A lot of the best lessons that I’ve learned about life, I’ve learned from rockclimbing. When I first got into indoor rock climbing, it was through six classes, meeting every Tuesday, at Planet Granite, and our instructor was Kris, in case she’s still teaching there. She is an incredible instructor. She’s a young rock climber, and she climbs wonderfully. Our class was six women, and the best part about it is that we worked on one new technique every week.
That’s it. One new technique. This means that we learned six new techniques. All those are still the basics of what I use to climb today. It is my favorite way to learn anything: one habit at a time.
You could try to learn two at a time, but then one of the things your mind becomes engaged in is monitoring the transitions, “Am I climbing close enough to the wall? Oh, I forgot – am I using quiet hands? Oh, close enough to the wall? … Quiet hands?” Just the mental switching from thought to thought can make you less effective in addressing either new habit.
Like I was telling a friend recently in an email, the best thing I can do for myself when I’m going for a run is to think only about the running (the running, my breathing, the road, but really only about the run itself). Once my mind starts to wander and think about work or friends, I physically find myself slowing down and sometimes stopping! One thing at a time.

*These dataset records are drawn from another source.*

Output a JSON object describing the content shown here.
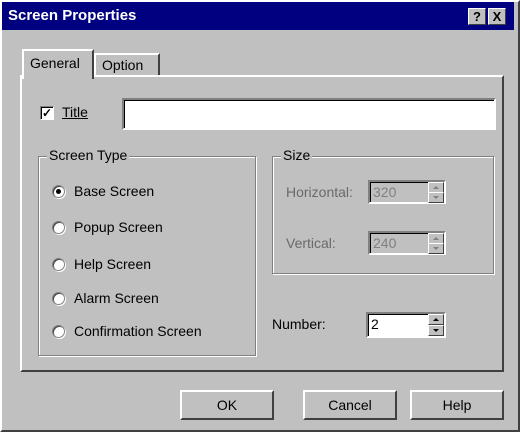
{
  "window": {
    "title": "Screen Properties",
    "help_icon": "?",
    "close_icon": "X"
  },
  "tabs": [
    {
      "label": "General",
      "active": true
    },
    {
      "label": "Option",
      "active": false
    }
  ],
  "title_field": {
    "checked": true,
    "label": "Title",
    "value": ""
  },
  "screen_type": {
    "legend": "Screen Type",
    "options": [
      {
        "label": "Base Screen",
        "selected": true
      },
      {
        "label": "Popup Screen",
        "selected": false
      },
      {
        "label": "Help Screen",
        "selected": false
      },
      {
        "label": "Alarm Screen",
        "selected": false
      },
      {
        "label": "Confirmation Screen",
        "selected": false
      }
    ]
  },
  "size": {
    "legend": "Size",
    "horizontal_label": "Horizontal:",
    "horizontal_value": "320",
    "vertical_label": "Vertical:",
    "vertical_value": "240"
  },
  "number": {
    "label": "Number:",
    "value": "2"
  },
  "buttons": {
    "ok": "OK",
    "cancel": "Cancel",
    "help": "Help"
  }
}
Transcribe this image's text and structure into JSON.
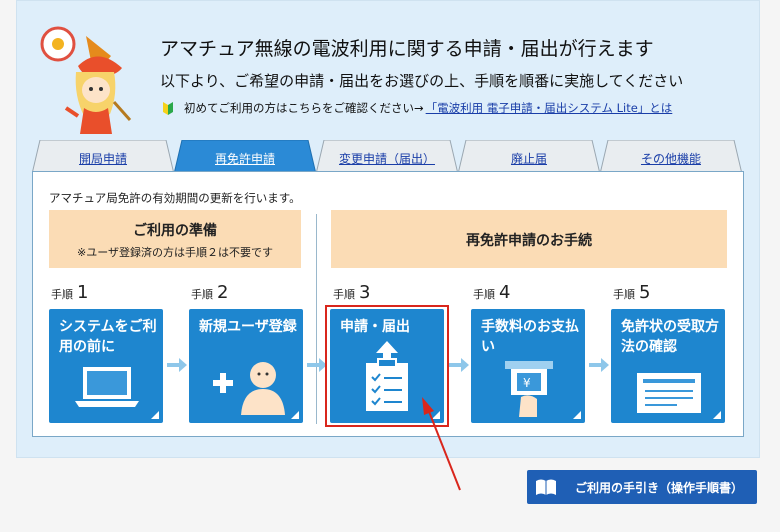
{
  "header": {
    "title": "アマチュア無線の電波利用に関する申請・届出が行えます",
    "subtitle": "以下より、ご希望の申請・届出をお選びの上、手順を順番に実施してください",
    "first_time_note": "初めてご利用の方はこちらをご確認ください→",
    "first_time_link": "「電波利用 電子申請・届出システム Lite」とは"
  },
  "tabs": [
    {
      "label": "開局申請",
      "active": false
    },
    {
      "label": "再免許申請",
      "active": true
    },
    {
      "label": "変更申請（届出）",
      "active": false
    },
    {
      "label": "廃止届",
      "active": false
    },
    {
      "label": "その他機能",
      "active": false
    }
  ],
  "panel": {
    "description": "アマチュア局免許の有効期間の更新を行います。",
    "prep_title": "ご利用の準備",
    "prep_note": "※ユーザ登録済の方は手順２は不要です",
    "procedure_title": "再免許申請のお手続"
  },
  "steps": [
    {
      "prefix": "手順",
      "number": "1",
      "title": "システムをご利用の前に",
      "icon": "laptop-icon"
    },
    {
      "prefix": "手順",
      "number": "2",
      "title": "新規ユーザ登録",
      "icon": "add-user-icon"
    },
    {
      "prefix": "手順",
      "number": "3",
      "title": "申請・届出",
      "icon": "clipboard-upload-icon"
    },
    {
      "prefix": "手順",
      "number": "4",
      "title": "手数料のお支払い",
      "icon": "atm-payment-icon"
    },
    {
      "prefix": "手順",
      "number": "5",
      "title": "免許状の受取方法の確認",
      "icon": "certificate-icon"
    }
  ],
  "guide_button": {
    "label": "ご利用の手引き（操作手順書）",
    "icon": "book-icon"
  },
  "colors": {
    "step_card": "#1e86cf",
    "tab_active": "#2b8ad6",
    "orange_box": "#fbdcb5",
    "highlight": "#d9261c",
    "guide_button": "#1f5fb5",
    "link": "#1a3ea8"
  }
}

Daniel Gilbert in his Stumbling on Happiness says a similar thing – the mind can either imagine something visually or it can observe something visually – it does not do both at the same time because the brain uses the same wiring to IMAGINE seeing as something as it uses in actually SEEING something. So, if you’re running, and start to picture an issue at work that you’re working on resolving, then your mind starts to IMAGINE the work issue in all its details, and STOPS SEEING IN YOUR MIND the road, seeing your lungs getting healthier, seeing your fast-paced stride.
The mind is a powerful motivator of the body. This is one of the benefits many people that meditate regularly give about their meditation – that just learning to focus on one thing is initially difficult and incredibly rewarding as a feeling.
Finally, Ben Franklin in his life worked on changing fifteen of his habits, including temperance (moderation in food and drink), laziness, organization, etc. Franklin addressed one habit per week. His goal was to be impeccable in that habit in that week, and to ignore the other habits during that week. he succeeded in going through all fifteen habits in fifteen weeks, and then he started them right up again for the following fifteen weeks. But again, one at a time. Focus.
One thing at a time. Simplicity. Making it easy. Making winning easy. If I were Mr. Miyagi, I would end this post with “wax on, wax off.”